# The Online Light Bulb Problem (Ohad Shamir)

Setting

A learner is given access to an infinite stream of i.i.d. vectors $x_t\in \{-1,+1\}^d$. The distribution is such that $\mathbb{E}[x_t]=0$, and $\mathbb{E}[x_t x_t^\top]=I+\rho(e_i e_j^\top + e_j e_i^\top)$ (in words, all coordinates are zero mean and uncorrelated, except for a single pair of coordinates $(i,j)$ which have positive correlation of $\rho$).

Goal

What is the minimal sample size (as a function of $d,\rho$) required to detect $i,j$ with constant probability, using an algorithm with $\tilde{O}(d)$ bits of memory?
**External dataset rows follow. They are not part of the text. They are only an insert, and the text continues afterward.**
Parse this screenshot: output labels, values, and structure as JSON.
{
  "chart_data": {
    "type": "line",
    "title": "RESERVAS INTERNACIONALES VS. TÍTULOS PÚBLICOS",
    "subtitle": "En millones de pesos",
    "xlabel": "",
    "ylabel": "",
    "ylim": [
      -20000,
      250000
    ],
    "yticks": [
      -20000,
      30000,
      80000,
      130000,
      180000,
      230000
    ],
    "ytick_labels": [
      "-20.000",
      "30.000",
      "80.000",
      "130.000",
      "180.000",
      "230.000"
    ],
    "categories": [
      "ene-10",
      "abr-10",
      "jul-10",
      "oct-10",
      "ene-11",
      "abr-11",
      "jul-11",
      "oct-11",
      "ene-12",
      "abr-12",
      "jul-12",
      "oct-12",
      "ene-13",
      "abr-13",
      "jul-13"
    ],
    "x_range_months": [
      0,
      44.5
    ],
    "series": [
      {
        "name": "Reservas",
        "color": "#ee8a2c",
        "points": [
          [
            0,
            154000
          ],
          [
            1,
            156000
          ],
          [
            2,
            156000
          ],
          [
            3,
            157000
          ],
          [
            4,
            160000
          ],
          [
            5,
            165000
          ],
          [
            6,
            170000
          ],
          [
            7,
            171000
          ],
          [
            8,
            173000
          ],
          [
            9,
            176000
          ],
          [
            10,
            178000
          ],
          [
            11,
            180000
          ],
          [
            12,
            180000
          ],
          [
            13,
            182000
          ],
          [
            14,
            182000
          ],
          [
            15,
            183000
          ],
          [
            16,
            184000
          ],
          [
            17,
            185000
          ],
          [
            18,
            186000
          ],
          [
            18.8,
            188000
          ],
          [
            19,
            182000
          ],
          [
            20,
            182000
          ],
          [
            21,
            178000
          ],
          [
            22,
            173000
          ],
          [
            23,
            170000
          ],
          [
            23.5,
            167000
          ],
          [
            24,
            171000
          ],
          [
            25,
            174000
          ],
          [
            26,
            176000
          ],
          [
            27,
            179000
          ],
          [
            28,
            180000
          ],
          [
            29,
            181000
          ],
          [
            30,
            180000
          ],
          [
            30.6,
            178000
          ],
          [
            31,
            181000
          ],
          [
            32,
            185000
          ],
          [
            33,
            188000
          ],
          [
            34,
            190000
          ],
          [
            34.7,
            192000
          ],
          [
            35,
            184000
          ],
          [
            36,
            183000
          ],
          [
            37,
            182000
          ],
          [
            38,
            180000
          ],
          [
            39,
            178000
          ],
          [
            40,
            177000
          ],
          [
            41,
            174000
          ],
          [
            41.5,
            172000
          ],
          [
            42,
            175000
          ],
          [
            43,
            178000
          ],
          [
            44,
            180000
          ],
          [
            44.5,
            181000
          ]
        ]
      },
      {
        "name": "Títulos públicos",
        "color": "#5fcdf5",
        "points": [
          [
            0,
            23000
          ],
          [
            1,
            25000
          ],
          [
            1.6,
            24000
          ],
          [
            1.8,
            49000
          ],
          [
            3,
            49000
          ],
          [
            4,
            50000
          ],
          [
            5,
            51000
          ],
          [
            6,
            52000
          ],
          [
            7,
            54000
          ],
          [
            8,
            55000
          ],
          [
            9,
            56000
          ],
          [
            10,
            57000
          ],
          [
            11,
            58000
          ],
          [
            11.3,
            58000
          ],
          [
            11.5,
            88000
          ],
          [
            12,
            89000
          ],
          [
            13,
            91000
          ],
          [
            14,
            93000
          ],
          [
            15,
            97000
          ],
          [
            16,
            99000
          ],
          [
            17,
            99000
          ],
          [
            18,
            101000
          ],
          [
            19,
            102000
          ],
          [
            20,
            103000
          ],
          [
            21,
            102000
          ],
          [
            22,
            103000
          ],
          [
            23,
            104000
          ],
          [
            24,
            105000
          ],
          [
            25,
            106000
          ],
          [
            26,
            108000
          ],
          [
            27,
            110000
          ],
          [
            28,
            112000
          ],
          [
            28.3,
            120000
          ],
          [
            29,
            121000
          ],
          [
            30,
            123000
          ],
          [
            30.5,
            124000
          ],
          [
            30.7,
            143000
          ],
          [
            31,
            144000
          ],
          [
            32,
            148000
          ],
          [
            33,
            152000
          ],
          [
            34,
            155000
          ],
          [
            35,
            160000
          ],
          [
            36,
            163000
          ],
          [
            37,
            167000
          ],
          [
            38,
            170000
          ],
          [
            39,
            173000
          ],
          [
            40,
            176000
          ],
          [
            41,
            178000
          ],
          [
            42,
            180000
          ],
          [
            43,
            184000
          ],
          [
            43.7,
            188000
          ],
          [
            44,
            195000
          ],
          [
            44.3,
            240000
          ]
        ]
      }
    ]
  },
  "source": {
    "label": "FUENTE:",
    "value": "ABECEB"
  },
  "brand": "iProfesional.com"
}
The $\tilde{O}$ notation can hide arbitrary factors polylogarithmic in the parameters of the problem (so that finite-precision issues are not a problem).

Existing Results

This problem is closely related to the light bulb problem, introduced by [1], which asked a similar question in an offline setting, where a sample of such vectors is given and the goal is to detect a correlation in time sub-quadratic in $d$. In contrast, we consider an online/streaming setting, and constrain ourselves in terms of memory.

Without memory constraints, it is possible to detect the correlation with $O(\log(d)/\rho^2)$ samples (which is information-theoretically optimal), by maintaining the empirical average of $x_{t,i}x_{t,j}$ for all $i,j$. However, this requires $\tilde{O}(d^2)$ memory, which can be impractical for high-dimensional data. With $\tilde{O}(d)$ memory, one simple algorithm is to maintain empirical averages in batches of $O(d)$ coordinate pairs at a time, moving to the next batch once the current batch has been ruled out, and stopping when the correlated pair was found. However, the sample size for such an algorithm is much larger, $O(d\log(d)/\rho^2)$, and it’s not clear whether this is the best possible.

[2] essentially showed that the trivial algorithm above can be optimal, but for a certain carefully-constructed artificial distribution, quite different than the one considered here. For the offline light bulb problem, the best currently-known algorithm appears in [3] and is based on a clever random projection scheme. However, in an online $\tilde{O}(d)$-memory setting, random projections don’t seem to yield a sample complexity much better than the trivial algorithm described above.

Bibliography

[1] Leslie G Valiant. Functionality in neural nets. In AAAI, pages 629–634, 1988.

[2] Ohad Shamir. Fundamental limits of online and distributed algorithms for statistical learning and estimation. In NIPS, 2014.

[3] Gregory Valiant. Finding correlations in subquadratic time, with applications to learning parities and juntas. In FOCS, 2012.